Tout repose sur la stature des quatre acteurs principaux, des kaléidoscopes humains qui ne se révèlent jamais sous le même angle dans cette histoire somme toute classique d’immigration à New York, cette variation de la Green Card.
Il est presque facile de faire ressentir l’absence de l’immigré soudain emprisonné, cet homme dont notre attachement pour lui s’est construit sans crier gare ; c’est fait en le retirant simplement du jeu, mais quel manque ! C’est lui (ce manque, cette disparition de Haaz Sleiman qui prend vraiment au cœur) le grand atout de cette œuvre.
Et soudain l’on comprend toute la douce manipulation de The Visitor, ses gestes lents et mesurés qui nous ont guidé sur plusieurs exutoires : l’empathie, la musique, l’espace.
Un espace découpé dans New York comme s’il n’en était rien, mais pas d’un œil blasé ; une mise en scène ambiguë, semblable aux molles attentions du personnage de Jenkins, une mise en scène qui ne brille pas, mais… Une couleur mate ou brillante reste bien la même.
L’absence se ressent autrement lorsque le manque est plus négatif, qu’il n’est pas signe d’attachement mais de dépendance. Tandis que la fin approche, on regrette que rien ne mène nulle part. La musique est un regret. Les liens se tissent comme de faux nœuds vite défaits. L’absence n’éclot pas.
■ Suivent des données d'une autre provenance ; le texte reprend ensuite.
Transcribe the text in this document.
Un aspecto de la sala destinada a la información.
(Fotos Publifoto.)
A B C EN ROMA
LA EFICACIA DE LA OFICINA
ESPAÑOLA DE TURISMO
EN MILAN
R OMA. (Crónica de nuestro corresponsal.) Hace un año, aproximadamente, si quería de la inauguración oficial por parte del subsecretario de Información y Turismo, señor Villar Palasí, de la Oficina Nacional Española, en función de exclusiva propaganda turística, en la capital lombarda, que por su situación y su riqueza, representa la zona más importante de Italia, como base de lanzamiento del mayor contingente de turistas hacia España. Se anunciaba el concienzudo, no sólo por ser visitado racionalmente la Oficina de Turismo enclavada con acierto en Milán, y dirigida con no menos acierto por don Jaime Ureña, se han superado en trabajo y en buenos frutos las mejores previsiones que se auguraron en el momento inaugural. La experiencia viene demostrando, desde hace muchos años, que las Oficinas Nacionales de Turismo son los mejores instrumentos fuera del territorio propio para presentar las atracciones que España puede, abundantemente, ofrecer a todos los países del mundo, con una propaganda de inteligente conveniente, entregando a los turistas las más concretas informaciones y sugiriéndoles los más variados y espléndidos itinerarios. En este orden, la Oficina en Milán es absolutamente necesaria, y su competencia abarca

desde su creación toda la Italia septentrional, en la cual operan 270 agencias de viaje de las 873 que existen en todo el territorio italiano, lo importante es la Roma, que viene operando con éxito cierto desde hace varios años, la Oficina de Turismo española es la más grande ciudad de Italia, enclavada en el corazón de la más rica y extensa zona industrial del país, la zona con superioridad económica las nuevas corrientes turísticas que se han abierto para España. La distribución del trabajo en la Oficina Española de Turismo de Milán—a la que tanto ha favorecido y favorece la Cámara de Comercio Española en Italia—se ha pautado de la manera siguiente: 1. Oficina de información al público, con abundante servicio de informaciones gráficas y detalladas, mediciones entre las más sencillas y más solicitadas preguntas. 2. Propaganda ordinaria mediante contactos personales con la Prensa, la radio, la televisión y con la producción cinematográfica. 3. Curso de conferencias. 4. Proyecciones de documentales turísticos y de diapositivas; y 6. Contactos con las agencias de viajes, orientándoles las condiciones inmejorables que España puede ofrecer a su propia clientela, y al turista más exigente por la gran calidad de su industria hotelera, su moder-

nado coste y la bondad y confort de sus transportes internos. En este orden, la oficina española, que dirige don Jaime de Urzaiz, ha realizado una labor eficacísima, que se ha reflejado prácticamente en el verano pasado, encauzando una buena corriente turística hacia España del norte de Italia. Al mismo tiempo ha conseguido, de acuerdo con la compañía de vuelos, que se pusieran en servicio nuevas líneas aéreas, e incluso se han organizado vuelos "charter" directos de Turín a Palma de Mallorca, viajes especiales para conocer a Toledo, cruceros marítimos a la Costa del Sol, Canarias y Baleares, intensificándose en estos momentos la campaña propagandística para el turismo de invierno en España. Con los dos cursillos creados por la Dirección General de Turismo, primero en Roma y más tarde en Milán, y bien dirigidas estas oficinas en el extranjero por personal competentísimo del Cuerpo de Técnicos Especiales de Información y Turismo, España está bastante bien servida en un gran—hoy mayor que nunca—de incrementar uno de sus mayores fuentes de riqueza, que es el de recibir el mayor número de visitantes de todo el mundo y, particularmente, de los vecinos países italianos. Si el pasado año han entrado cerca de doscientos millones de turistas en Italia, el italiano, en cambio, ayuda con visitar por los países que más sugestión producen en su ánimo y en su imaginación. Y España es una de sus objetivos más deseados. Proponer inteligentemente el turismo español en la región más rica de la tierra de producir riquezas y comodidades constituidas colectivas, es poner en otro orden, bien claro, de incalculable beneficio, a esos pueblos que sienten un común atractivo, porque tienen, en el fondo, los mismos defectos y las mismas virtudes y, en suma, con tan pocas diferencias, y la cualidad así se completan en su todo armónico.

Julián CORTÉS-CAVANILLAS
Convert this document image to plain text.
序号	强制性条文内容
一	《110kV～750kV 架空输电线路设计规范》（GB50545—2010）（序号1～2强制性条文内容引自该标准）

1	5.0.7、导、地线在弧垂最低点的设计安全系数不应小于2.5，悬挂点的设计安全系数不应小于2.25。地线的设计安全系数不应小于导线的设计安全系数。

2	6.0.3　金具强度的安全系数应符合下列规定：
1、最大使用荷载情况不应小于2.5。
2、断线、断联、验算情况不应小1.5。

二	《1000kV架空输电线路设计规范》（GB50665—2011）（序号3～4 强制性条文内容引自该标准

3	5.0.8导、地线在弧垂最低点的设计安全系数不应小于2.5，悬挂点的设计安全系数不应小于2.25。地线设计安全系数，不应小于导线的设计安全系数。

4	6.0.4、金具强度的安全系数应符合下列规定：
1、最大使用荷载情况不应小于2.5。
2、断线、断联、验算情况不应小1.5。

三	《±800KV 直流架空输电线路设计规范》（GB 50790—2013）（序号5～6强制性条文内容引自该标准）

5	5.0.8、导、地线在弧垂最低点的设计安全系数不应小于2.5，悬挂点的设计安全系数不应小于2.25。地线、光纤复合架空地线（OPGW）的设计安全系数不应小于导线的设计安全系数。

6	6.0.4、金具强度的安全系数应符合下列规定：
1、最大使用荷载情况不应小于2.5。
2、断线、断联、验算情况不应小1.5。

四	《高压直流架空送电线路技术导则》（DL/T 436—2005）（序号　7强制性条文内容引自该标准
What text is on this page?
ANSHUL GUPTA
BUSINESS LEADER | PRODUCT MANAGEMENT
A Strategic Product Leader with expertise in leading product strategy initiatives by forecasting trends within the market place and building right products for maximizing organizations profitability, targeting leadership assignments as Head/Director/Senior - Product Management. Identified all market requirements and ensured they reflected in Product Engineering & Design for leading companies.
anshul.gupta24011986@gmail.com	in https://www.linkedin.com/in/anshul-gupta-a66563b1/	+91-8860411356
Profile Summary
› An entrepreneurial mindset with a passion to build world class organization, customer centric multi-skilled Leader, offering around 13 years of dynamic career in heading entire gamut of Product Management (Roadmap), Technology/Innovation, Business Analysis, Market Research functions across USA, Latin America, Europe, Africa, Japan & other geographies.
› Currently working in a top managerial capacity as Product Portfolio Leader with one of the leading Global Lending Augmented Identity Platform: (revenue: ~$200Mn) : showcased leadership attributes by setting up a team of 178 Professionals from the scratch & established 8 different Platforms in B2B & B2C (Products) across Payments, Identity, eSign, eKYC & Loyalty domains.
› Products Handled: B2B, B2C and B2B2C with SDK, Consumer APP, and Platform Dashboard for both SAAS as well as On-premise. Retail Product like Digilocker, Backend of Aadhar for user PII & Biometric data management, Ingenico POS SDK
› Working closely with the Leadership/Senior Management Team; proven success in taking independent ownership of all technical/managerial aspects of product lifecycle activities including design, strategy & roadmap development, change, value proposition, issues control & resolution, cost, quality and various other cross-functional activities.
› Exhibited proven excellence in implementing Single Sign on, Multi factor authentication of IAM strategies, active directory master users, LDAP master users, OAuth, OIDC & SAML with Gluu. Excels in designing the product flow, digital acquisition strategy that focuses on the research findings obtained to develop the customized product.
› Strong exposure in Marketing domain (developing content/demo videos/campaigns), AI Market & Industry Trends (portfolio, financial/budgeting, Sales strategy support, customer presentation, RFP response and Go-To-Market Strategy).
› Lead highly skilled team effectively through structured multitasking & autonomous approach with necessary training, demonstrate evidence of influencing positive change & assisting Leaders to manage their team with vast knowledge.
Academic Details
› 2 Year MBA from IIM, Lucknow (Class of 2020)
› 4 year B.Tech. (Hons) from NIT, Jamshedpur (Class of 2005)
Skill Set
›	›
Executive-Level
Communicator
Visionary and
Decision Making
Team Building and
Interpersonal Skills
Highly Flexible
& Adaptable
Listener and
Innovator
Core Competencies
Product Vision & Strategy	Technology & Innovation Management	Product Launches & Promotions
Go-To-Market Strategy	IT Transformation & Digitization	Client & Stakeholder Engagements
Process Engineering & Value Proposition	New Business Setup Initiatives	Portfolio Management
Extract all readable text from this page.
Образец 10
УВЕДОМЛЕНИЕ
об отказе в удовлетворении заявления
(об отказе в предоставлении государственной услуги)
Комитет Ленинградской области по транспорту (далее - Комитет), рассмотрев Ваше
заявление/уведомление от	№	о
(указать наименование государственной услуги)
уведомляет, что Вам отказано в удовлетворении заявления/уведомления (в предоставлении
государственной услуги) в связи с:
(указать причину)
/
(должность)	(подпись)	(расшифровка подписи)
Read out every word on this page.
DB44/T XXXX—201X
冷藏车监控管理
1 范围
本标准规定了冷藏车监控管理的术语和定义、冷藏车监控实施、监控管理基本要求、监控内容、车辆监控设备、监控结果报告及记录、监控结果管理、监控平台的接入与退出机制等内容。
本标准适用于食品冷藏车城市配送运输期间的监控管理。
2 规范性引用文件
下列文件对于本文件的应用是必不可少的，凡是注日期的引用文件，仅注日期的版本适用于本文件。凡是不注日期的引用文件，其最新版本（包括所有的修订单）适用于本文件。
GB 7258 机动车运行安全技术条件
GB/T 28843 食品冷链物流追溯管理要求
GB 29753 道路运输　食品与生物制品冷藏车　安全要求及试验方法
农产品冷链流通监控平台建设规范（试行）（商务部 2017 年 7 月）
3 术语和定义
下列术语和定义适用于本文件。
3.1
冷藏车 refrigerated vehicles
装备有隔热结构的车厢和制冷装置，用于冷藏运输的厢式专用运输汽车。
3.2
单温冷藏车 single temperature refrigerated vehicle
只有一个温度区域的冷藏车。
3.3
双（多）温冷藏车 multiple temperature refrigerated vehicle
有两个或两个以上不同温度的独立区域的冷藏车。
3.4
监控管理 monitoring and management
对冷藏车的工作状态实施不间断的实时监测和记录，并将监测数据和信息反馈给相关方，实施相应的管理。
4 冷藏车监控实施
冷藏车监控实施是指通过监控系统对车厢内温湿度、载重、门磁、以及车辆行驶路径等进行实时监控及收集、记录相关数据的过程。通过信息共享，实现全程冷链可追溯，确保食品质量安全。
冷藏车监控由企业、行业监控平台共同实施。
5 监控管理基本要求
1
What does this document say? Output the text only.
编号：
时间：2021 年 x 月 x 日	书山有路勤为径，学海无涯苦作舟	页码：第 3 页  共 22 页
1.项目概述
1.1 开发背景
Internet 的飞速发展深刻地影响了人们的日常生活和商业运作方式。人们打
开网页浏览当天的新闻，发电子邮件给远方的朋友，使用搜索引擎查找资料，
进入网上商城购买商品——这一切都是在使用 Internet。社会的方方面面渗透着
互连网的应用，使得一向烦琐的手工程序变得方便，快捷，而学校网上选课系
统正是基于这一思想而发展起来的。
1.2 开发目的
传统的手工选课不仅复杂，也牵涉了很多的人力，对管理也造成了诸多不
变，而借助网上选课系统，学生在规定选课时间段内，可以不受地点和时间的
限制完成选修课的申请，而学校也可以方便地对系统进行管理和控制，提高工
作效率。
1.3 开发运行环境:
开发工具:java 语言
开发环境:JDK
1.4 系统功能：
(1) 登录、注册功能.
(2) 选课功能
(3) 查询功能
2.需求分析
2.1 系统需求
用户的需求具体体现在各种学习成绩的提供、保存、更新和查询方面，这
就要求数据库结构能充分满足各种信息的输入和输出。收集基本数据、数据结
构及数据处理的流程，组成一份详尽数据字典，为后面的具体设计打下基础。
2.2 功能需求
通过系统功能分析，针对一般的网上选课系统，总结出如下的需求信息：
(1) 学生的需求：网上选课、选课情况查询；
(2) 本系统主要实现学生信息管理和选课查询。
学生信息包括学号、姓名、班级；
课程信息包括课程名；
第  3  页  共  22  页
Voir The Visitor, c’est se tourner, dans la rue, sur la vie d’un homme qui semble fait sur mesure pour Jenkins. C’est profiter de la performance des interprètes et lever le sourcil sur un temps qui passe l’air de rien, sur une douceur de vivre dont on apprend à apprécier la fadeur à travers les facettes de l’Homme. C’est aussi, en définitive, se trouver avec des moignons d’éventualités insatisfaites.